Each path that reaches any particular point $(x,y)$ on the absorbing barrier consists of $x$ tails and $y$ heads and therefore has a chance of $p^y(1-p)^x$. Clearly, the last outcome in any path that terminates at $(x,a)$ was a heads. The number of such paths therefore is the number of distinct paths connecting $(0,0)$ to $(x,a-1)$, of which there are $\binom{x+a-1}{a-1}$. Consequently the chance of terminating at $(x,a)$ is
$$\Pr(x,a) = \binom{x+a-1}{a-1} p^{a}(1-p)^x.$$
Similarly the chance of terminating at $(b,y)$ is
$$\Pr(b,y) = \binom{y+b-1}{b-1} p^y(1-p)^b.$$
The chance of terminating after $n$ steps, with $\min(a,b)\le n \lt a+b-1$, therefore is the sum of two such expressions (one of which may be zero):
$$f(n;a,b,p) = \binom{n-1}{a-1} p^a(1-p)^{n-a} + \binom{n-1}{b-1} p^{n-b}(1-p)^b\text{ if }\min(a,b)\le n \lt a+b.$$
This counts the number of $n$-step paths that reach the absorbing barrier at the top or to the right, respectively, weighting each one by its probability.
The sudden leap in probability at $n=20$ in the first figure is now explained: for the first time (compared to smaller values of $n$), it becomes possible to end the tosses at the righthand barrier.
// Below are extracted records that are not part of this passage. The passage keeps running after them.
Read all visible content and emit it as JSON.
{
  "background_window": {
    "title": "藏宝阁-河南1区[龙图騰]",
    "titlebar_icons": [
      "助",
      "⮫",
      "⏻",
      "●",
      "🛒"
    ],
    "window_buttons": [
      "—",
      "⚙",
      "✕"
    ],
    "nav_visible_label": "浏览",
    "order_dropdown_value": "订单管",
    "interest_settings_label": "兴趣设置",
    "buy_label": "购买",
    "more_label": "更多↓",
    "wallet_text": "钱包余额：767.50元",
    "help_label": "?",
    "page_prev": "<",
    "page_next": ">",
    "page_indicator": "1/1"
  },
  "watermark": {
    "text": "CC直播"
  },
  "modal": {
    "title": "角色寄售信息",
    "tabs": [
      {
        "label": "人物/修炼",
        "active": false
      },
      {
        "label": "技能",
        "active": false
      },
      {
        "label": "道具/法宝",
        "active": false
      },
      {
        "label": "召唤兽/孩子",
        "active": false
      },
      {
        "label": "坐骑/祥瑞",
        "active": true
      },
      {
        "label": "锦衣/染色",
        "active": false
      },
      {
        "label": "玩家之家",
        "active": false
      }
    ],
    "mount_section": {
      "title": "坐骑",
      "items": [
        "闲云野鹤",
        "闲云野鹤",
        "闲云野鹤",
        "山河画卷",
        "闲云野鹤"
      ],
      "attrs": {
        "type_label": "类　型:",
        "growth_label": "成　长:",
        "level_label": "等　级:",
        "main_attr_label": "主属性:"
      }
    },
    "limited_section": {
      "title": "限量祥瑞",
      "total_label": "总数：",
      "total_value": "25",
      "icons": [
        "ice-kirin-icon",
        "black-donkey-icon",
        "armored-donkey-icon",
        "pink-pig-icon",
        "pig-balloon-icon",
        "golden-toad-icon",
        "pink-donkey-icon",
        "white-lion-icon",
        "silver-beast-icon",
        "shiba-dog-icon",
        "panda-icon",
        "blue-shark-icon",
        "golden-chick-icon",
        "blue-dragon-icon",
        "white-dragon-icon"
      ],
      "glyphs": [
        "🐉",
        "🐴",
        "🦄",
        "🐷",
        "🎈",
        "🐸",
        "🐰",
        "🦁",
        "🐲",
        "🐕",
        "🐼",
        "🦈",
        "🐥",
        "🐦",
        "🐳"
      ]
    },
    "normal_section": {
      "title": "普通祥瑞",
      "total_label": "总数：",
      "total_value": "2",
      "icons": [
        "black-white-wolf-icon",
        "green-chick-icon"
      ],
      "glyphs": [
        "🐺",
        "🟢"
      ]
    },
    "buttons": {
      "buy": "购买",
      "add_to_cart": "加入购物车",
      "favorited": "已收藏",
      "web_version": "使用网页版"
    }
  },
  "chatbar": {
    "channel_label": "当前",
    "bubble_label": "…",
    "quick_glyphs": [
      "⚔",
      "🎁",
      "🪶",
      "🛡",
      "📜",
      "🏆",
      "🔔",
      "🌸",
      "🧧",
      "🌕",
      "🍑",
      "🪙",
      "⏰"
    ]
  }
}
This happens in a great number of cases, because it's (slightly) more likely that the right barrier will be reached before the top barrier is. (The chance of reaching the right barrier first is readily found by summing the probabilities associated with its five points, which is almost $63\%$.) We know that ending the walk at the right barrier is more probable because on average a path will rise by one unit $p=1/6$ of the time but will move to the right one unit $1-p=5/6$ of the time, for an average slope of $1/6:5/6 = 1/5$. A path with that slope reach the absorbing region at the location $(20, 20/5)=(20,4)$: on the righthand barrier.
Having slept on it, I think the strategy may be this:
From n=1 to sufficiently large,
sum the two conditional probabilities, and multiply the complement by S(n-1), the cumulative "survival" through the (n-1)th roll.
Take successive differences S(n-1)-S(n) to recover the probability distribution.
The setting is one comparative monitoring safety of marketed health products. You have two compared groups, possibly of unequal size, followed over time. Each adverse event is a binomial trial, as the event can derive from either drug A or drug B.